Nikon has made a solid debut of its all-new full-frame mirrorless Z-Mount system with the Z7. It handles full-frame 4K video surprisingly well, with high-quality 10-bit external output and no cropping, plus 120 fps 1080p. The new mount will allow Nikon to build sharp, compact lenses, even though the glass launched with the Z7 is pretty boring. Luckily, you can get an adapter that supports any F-Mount DSLR lens. Image quality with the 45.7-megapixel sensor is great, but unfortunately, autofocus tracking is slow and not up to par with Sony’s A7R III. If you need to buy a high-resolution full-frame camera today, Nikon’s Z7 is a great choice.
But for Nikon’s new system to succeed, it has to sell Z6 and Z7 camerasright now. Canon arguably messed up its RF mount debut with the $2,300 EOS R, releasing an otherwise strong camera that got mediocre reviewsbecause of crippled 4K video. On paper, the Nikon Z7 is stronger, with full-frame 4K video, in-body stabilization and a high-resolution 45.7-megapixel sensor. (Yes, it’s much more expensive at $3,400, but Nikon will soon release the 24.5-megapixel Z6 with near-identical specs and a cheaper $2,000 price tag.)
So, how does the Nikon perform in the real world? It’s no Sony A7R III killer yet, and can’t even match the capabilities of its DSLR sibling D850. However, Nikon did a lot of things right with the Z7 that its long-standing nemesis, Canon, did not. If you’ve already invested in Nikon DSLR lenses or are looking to get into a mirrorless camera for the first time and have the budget, the Z7 is a great choice.

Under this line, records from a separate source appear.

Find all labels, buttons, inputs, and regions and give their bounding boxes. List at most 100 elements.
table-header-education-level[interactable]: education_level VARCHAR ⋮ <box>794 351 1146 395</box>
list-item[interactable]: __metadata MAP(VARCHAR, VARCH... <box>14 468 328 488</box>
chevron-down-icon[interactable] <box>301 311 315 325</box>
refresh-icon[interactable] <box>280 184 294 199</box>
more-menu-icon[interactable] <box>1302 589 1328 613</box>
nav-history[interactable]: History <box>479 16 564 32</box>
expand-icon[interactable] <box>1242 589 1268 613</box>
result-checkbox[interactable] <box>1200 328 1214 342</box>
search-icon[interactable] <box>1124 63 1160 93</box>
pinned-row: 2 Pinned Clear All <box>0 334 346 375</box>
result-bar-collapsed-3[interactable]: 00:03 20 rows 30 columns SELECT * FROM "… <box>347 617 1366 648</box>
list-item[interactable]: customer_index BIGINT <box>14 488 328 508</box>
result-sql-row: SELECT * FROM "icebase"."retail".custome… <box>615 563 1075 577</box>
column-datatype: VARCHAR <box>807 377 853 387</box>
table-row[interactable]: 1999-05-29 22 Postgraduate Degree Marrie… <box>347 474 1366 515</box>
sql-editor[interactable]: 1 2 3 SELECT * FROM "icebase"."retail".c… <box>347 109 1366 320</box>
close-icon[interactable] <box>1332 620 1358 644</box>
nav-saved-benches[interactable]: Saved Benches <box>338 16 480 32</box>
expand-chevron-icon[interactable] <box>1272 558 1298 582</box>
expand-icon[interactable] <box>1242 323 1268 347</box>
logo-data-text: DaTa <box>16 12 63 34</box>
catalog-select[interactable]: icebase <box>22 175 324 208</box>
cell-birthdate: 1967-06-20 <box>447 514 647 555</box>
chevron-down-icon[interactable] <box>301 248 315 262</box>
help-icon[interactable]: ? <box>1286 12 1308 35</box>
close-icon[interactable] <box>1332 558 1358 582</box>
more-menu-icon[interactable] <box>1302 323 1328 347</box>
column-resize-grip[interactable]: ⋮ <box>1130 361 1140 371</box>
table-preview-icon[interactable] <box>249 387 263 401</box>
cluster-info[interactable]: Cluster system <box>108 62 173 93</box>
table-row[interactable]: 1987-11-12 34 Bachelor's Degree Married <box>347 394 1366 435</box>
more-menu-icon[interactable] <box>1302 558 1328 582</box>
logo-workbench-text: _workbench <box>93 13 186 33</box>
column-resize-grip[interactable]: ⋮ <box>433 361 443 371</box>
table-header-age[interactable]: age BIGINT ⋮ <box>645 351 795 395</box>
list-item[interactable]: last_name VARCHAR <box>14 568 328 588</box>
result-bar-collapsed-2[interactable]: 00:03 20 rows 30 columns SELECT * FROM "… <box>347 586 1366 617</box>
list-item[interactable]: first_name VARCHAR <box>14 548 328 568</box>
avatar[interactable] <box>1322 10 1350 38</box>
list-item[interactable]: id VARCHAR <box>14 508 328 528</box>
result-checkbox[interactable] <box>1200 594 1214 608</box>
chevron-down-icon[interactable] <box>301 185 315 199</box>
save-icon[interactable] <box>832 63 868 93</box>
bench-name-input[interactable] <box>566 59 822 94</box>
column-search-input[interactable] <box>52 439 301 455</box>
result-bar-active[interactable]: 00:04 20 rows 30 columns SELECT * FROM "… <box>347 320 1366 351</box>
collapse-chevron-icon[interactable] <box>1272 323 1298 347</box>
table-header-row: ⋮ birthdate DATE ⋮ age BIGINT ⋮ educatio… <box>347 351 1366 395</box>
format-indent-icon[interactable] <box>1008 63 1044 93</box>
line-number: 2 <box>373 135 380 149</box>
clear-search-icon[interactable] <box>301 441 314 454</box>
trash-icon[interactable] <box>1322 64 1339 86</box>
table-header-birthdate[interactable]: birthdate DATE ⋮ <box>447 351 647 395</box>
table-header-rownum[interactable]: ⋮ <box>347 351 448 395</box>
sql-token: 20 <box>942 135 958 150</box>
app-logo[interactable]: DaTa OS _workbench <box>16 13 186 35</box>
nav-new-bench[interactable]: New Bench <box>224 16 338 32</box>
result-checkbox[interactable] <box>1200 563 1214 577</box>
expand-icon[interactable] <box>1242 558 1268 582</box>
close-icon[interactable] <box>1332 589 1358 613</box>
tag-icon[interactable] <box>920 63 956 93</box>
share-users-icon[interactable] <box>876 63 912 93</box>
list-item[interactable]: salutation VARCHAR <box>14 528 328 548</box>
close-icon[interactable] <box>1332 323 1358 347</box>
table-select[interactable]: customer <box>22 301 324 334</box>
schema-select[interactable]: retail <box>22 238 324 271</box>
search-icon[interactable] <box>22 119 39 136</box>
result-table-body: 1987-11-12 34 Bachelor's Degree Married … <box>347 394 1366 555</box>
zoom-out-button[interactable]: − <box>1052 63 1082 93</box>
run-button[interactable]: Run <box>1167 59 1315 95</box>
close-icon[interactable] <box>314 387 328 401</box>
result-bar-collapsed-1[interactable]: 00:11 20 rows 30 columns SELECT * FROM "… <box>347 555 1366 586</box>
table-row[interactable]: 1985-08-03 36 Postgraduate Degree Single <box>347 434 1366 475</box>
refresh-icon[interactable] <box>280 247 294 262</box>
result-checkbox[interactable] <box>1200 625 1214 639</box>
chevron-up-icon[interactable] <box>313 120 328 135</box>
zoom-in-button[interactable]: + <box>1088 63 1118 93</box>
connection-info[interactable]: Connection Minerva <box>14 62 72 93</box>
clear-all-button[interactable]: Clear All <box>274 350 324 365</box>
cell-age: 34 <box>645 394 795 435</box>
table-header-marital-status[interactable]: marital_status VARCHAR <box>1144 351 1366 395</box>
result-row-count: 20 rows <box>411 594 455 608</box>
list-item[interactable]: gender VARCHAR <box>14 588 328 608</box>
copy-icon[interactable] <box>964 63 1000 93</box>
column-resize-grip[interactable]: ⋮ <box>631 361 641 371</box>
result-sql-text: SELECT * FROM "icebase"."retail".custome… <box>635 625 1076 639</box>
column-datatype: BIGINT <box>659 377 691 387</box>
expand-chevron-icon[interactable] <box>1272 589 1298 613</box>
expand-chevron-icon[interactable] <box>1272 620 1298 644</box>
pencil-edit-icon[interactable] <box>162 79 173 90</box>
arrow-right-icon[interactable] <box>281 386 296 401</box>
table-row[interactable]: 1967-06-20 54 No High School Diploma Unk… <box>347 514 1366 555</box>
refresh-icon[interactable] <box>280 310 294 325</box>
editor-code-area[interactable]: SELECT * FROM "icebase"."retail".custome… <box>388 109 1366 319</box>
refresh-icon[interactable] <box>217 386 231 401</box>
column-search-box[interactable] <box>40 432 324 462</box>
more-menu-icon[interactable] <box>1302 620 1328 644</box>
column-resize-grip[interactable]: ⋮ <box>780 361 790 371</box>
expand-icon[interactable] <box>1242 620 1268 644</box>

Nikon’s D850, with its 3D phase detection, is often cited as the quickest and most accurate autofocus (AF) system on the market. The Z7, unfortunately, doesn’t quite follow in its footsteps, despite having a similar sensor.
It does have extremely wide AF coverage, with 493 points that cover 90 percent of the frame. Using single point, continuous autofocus (AF-C), tracking of still and slow-moving subjects is excellent — I got a hit rate of at least 9 out of 10 shots in sharp focus.
Tracking quick-moving subjects is a different story, however. Unlike the D850 or other mirrorless models like Sony’s A7R III, the Z7 tends to lose focus on moving subjects and switch to the static background. This seems to happen for no good reason, and it never picks them up again.